Beautifully soft sand ripples across the landscape as can be seen in the photo and the desert itself is small and peaceful with no vehicles allowed (other than quad bikes but there were none while we were there) and no buildings other than one bar where we had a Cape Verdean beer called Strela.

We all had the chance to sandboard down a dune and have a brief walk around before boarding the bus. I would have liked to have stayed longer but it was hot and we had to move on to the next step of the day trip.

Viana Desert

Sal Rei is the capital of Boa Vista where most people live but we didn’t get to go far when we arrived there due to more rain but it was great to see a residential area with some shops, stalls, kiosks, banks, and bars. People jumped into the water in the rain and swam with a dog who had gone for a paddle while I purchased my mandatory fridge magnets for our house and for family (I can relax once these are acquired, such is our fervour for magnets).

Sal Rei
Sal Rei

Later that afternoon, we were taken to a small village (I don’t remember the name, unfortunately). We bought some more souvenirs and stopped off for a quick drink. There were a few street dogs and even a rooster just trotting around in the brief time we were there.

Small village in Boa Vista
Small village in Boa Vista

Later on, we arrived at the Praia da Atalanta in the north of the island to see the shipwrecked MS Cabo Santa Maria. This cargo ship set sail from South America to head home to Spain in 1968, laden with food and luxuries for the dictator Francisco Franco and his men.

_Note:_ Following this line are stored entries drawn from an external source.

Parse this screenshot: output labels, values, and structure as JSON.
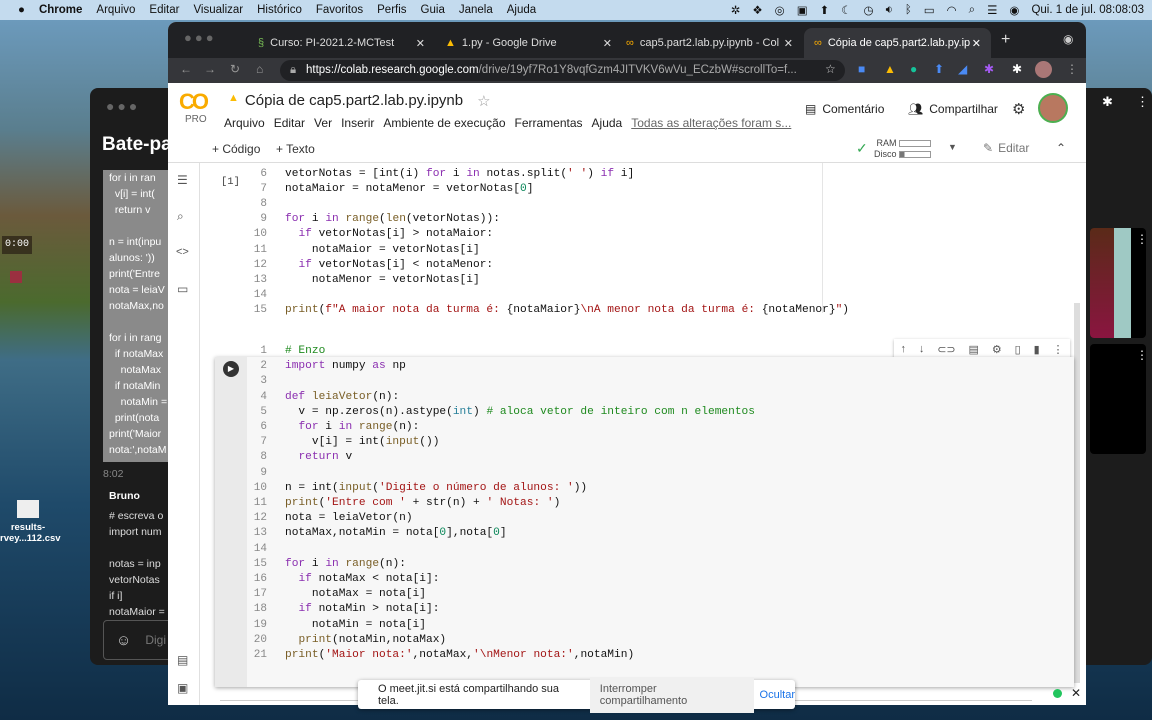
{
  "menubar": {
    "app": "Chrome",
    "items": [
      "Arquivo",
      "Editar",
      "Visualizar",
      "Histórico",
      "Favoritos",
      "Perfis",
      "Guia",
      "Janela",
      "Ajuda"
    ],
    "clock": "Qui. 1 de jul.  08:08:03"
  },
  "desktop": {
    "timer": "0:00",
    "file_name_1": "results-",
    "file_name_2": "rvey...112.csv"
  },
  "jitsi": {
    "chat_title": "Bate-pa",
    "selected_lines": "for i in ran\n  v[i] = int(\n  return v\n\nn = int(inpu\nalunos: '))\nprint('Entre\nnota = leiaV\nnotaMax,no\n\nfor i in rang\n  if notaMax\n    notaMax\n  if notaMin\n    notaMin =\n  print(nota\nprint('Maior\nnota:',notaM",
    "time": "8:02",
    "sender": "Bruno",
    "message": "# escreva o\nimport num\n\nnotas = inp\nvetorNotas\nif i]\nnotaMaior =",
    "input_placeholder": "Digi"
  },
  "browser": {
    "tabs": [
      {
        "label": "Curso: PI-2021.2-MCTest"
      },
      {
        "label": "1.py - Google Drive"
      },
      {
        "label": "cap5.part2.lab.py.ipynb - Col"
      },
      {
        "label": "Cópia de cap5.part2.lab.py.ip"
      }
    ],
    "url_host": "https://colab.research.google.com",
    "url_path": "/drive/19yf7Ro1Y8vqfGzm4JITVKV6wVu_ECzbW#scrollTo=f..."
  },
  "colab": {
    "logo": "CO",
    "pro": "PRO",
    "title": "Cópia de cap5.part2.lab.py.ipynb",
    "menu": [
      "Arquivo",
      "Editar",
      "Ver",
      "Inserir",
      "Ambiente de execução",
      "Ferramentas",
      "Ajuda"
    ],
    "save_status": "Todas as alterações foram s...",
    "comment": "Comentário",
    "share": "Compartilhar",
    "add_code": "+ Código",
    "add_text": "+ Texto",
    "ram": "RAM",
    "disk": "Disco",
    "edit": "Editar",
    "cell1_exec": "[1]",
    "cell1": {
      "start": 6,
      "lines": [
        [
          [
            "p",
            "vetorNotas = [int(i) "
          ],
          [
            "k",
            "for"
          ],
          [
            "p",
            " i "
          ],
          [
            "k",
            "in"
          ],
          [
            "p",
            " notas.split("
          ],
          [
            "s",
            "' '"
          ],
          [
            "p",
            ") "
          ],
          [
            "k",
            "if"
          ],
          [
            "p",
            " i]"
          ]
        ],
        [
          [
            "p",
            "notaMaior = notaMenor = vetorNotas["
          ],
          [
            "n",
            "0"
          ],
          [
            "p",
            "]"
          ]
        ],
        [],
        [
          [
            "k",
            "for"
          ],
          [
            "p",
            " i "
          ],
          [
            "k",
            "in"
          ],
          [
            "p",
            " "
          ],
          [
            "f",
            "range"
          ],
          [
            "p",
            "("
          ],
          [
            "f",
            "len"
          ],
          [
            "p",
            "(vetorNotas)):"
          ]
        ],
        [
          [
            "p",
            "  "
          ],
          [
            "k",
            "if"
          ],
          [
            "p",
            " vetorNotas[i] > notaMaior:"
          ]
        ],
        [
          [
            "p",
            "    notaMaior = vetorNotas[i]"
          ]
        ],
        [
          [
            "p",
            "  "
          ],
          [
            "k",
            "if"
          ],
          [
            "p",
            " vetorNotas[i] < notaMenor:"
          ]
        ],
        [
          [
            "p",
            "    notaMenor = vetorNotas[i]"
          ]
        ],
        [],
        [
          [
            "f",
            "print"
          ],
          [
            "p",
            "("
          ],
          [
            "s",
            "f\"A maior nota da turma é: "
          ],
          [
            "p",
            "{notaMaior}"
          ],
          [
            "s",
            "\\nA menor nota da turma é: "
          ],
          [
            "p",
            "{notaMenor}"
          ],
          [
            "s",
            "\""
          ],
          [
            "p",
            ")"
          ]
        ]
      ]
    },
    "cell2": {
      "start": 1,
      "lines": [
        [
          [
            "c",
            "# Enzo"
          ]
        ],
        [
          [
            "k",
            "import"
          ],
          [
            "p",
            " numpy "
          ],
          [
            "k",
            "as"
          ],
          [
            "p",
            " np"
          ]
        ],
        [],
        [
          [
            "k",
            "def"
          ],
          [
            "p",
            " "
          ],
          [
            "f",
            "leiaVetor"
          ],
          [
            "p",
            "(n):"
          ]
        ],
        [
          [
            "p",
            "  v = np.zeros(n).astype("
          ],
          [
            "b",
            "int"
          ],
          [
            "p",
            ") "
          ],
          [
            "c",
            "# aloca vetor de inteiro com n elementos"
          ]
        ],
        [
          [
            "p",
            "  "
          ],
          [
            "k",
            "for"
          ],
          [
            "p",
            " i "
          ],
          [
            "k",
            "in"
          ],
          [
            "p",
            " "
          ],
          [
            "f",
            "range"
          ],
          [
            "p",
            "(n):"
          ]
        ],
        [
          [
            "p",
            "    v[i] = int("
          ],
          [
            "f",
            "input"
          ],
          [
            "p",
            "())"
          ]
        ],
        [
          [
            "p",
            "  "
          ],
          [
            "k",
            "return"
          ],
          [
            "p",
            " v"
          ]
        ],
        [],
        [
          [
            "p",
            "n = int("
          ],
          [
            "f",
            "input"
          ],
          [
            "p",
            "("
          ],
          [
            "s",
            "'Digite o número de alunos: '"
          ],
          [
            "p",
            "))"
          ]
        ],
        [
          [
            "f",
            "print"
          ],
          [
            "p",
            "("
          ],
          [
            "s",
            "'Entre com '"
          ],
          [
            "p",
            " + str(n) + "
          ],
          [
            "s",
            "' Notas: '"
          ],
          [
            "p",
            ")"
          ]
        ],
        [
          [
            "p",
            "nota = leiaVetor(n)"
          ]
        ],
        [
          [
            "p",
            "notaMax,notaMin = nota["
          ],
          [
            "n",
            "0"
          ],
          [
            "p",
            "],nota["
          ],
          [
            "n",
            "0"
          ],
          [
            "p",
            "]"
          ]
        ],
        [],
        [
          [
            "k",
            "for"
          ],
          [
            "p",
            " i "
          ],
          [
            "k",
            "in"
          ],
          [
            "p",
            " "
          ],
          [
            "f",
            "range"
          ],
          [
            "p",
            "(n):"
          ]
        ],
        [
          [
            "p",
            "  "
          ],
          [
            "k",
            "if"
          ],
          [
            "p",
            " notaMax < nota[i]:"
          ]
        ],
        [
          [
            "p",
            "    notaMax = nota[i]"
          ]
        ],
        [
          [
            "p",
            "  "
          ],
          [
            "k",
            "if"
          ],
          [
            "p",
            " notaMin > nota[i]:"
          ]
        ],
        [
          [
            "p",
            "    notaMin = nota[i]"
          ]
        ],
        [
          [
            "p",
            "  "
          ],
          [
            "f",
            "print"
          ],
          [
            "p",
            "(notaMin,notaMax)"
          ]
        ],
        [
          [
            "f",
            "print"
          ],
          [
            "p",
            "("
          ],
          [
            "s",
            "'Maior nota:'"
          ],
          [
            "p",
            ",notaMax,"
          ],
          [
            "s",
            "'\\nMenor nota:'"
          ],
          [
            "p",
            ",notaMin)"
          ]
        ]
      ]
    },
    "cell_toolbar_icons": [
      "arrow-up-icon",
      "arrow-down-icon",
      "link-icon",
      "comment-icon",
      "gear-icon",
      "mirror-cell-icon",
      "trash-icon",
      "more-vert-icon"
    ]
  },
  "notification": {
    "text": "O meet.jit.si está compartilhando sua tela.",
    "stop": "Interromper compartilhamento",
    "hide": "Ocultar"
  },
  "colors": {
    "accent": "#f9ab00",
    "keyword": "#8b2fb0",
    "string": "#a31515",
    "comment": "#1f8a1f",
    "link": "#1a73e8"
  }
}
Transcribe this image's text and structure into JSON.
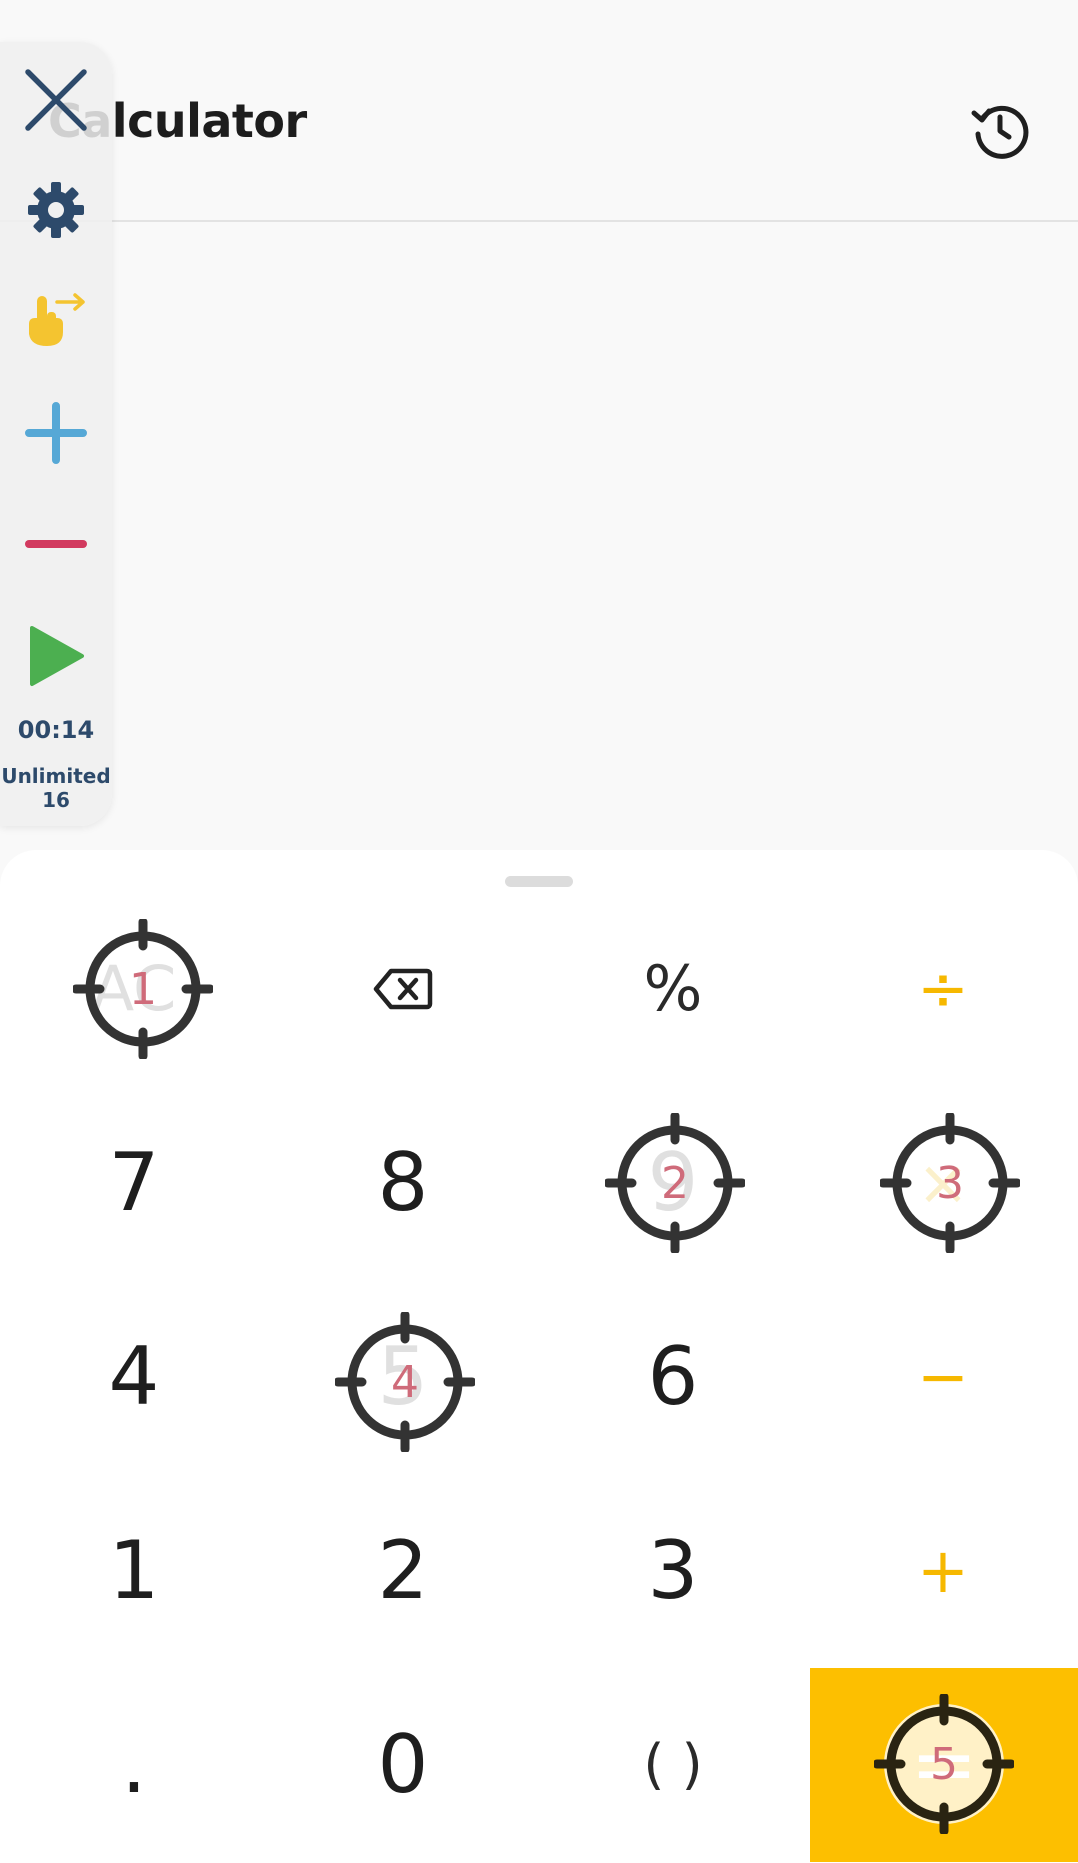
{
  "header": {
    "title": "Calculator",
    "history_icon": "history-icon"
  },
  "keypad": {
    "rows": [
      [
        {
          "label": "AC",
          "type": "func",
          "faded": true
        },
        {
          "label": "backspace",
          "type": "func",
          "icon": "backspace-icon"
        },
        {
          "label": "%",
          "type": "func"
        },
        {
          "label": "÷",
          "type": "op"
        }
      ],
      [
        {
          "label": "7",
          "type": "num"
        },
        {
          "label": "8",
          "type": "num"
        },
        {
          "label": "9",
          "type": "num",
          "faded": true
        },
        {
          "label": "×",
          "type": "op",
          "faded": true
        }
      ],
      [
        {
          "label": "4",
          "type": "num"
        },
        {
          "label": "5",
          "type": "num",
          "faded": true
        },
        {
          "label": "6",
          "type": "num"
        },
        {
          "label": "−",
          "type": "op"
        }
      ],
      [
        {
          "label": "1",
          "type": "num"
        },
        {
          "label": "2",
          "type": "num"
        },
        {
          "label": "3",
          "type": "num"
        },
        {
          "label": "+",
          "type": "op"
        }
      ],
      [
        {
          "label": ".",
          "type": "num"
        },
        {
          "label": "0",
          "type": "num"
        },
        {
          "label": "( )",
          "type": "func"
        },
        {
          "label": "=",
          "type": "equals"
        }
      ]
    ]
  },
  "targets": [
    {
      "number": "1",
      "key": "AC"
    },
    {
      "number": "2",
      "key": "9"
    },
    {
      "number": "3",
      "key": "×"
    },
    {
      "number": "4",
      "key": "5"
    },
    {
      "number": "5",
      "key": "="
    }
  ],
  "toolbar": {
    "close_icon": "close-icon",
    "settings_icon": "gear-icon",
    "gesture_icon": "swipe-gesture-icon",
    "add_icon": "plus-icon",
    "remove_icon": "minus-icon",
    "play_icon": "play-icon",
    "timer": "00:14",
    "mode_line1": "Unlimited",
    "mode_line2": "16"
  },
  "colors": {
    "accent": "#fdbf00",
    "operator": "#f6b800",
    "toolbar_blue": "#2d4a6b",
    "target_number": "#cf6b7a",
    "plus_blue": "#56a8d6",
    "minus_red": "#d23a5f",
    "play_green": "#4caf50",
    "gesture_yellow": "#f4c430"
  }
}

The crew had miscalculated how to navigate the shallow waters just off these shores and it sank but all of the crew were rescued.

In the fifty-five years since, the framework has rusted and eroded away to just its bare bones which stand out jarringly against the otherwise idyllic coast.

The shipwreck of MS Cabo Santa Maria

Anaïs Nin wrote, “We write to taste life twice: in the moment, and in retrospect.” and writing this two months after the day we went to Cape Verde, it brings back the sensations and reminds me of what I experienced.

I recall a fierce sun tempered by sudden, passionate downpours, skin tingling with sun rays then tingling with warm rain; scents of coconut in the afternoons then the burning embers of a fire on the beach at night; golden sunrises, scarlet sunsets, and silver stars studding an inky black night sky.

I recall the seaspray as we glided across the Atlantic on a boat named São Vicente, similar to my nephew; beautiful accents; the smoke of a barbecue; donkeys and goats playing freely on the red soil outside our room; reading books about women and the sea as the sea crashed near my feet.

The world can be bad and frightening but the world is also astounding and beautiful. I want to go anywhere and everywhere, wherever the wind takes me, like sands from the Sahara sweeping over the seas, eventually settling safely on dry land.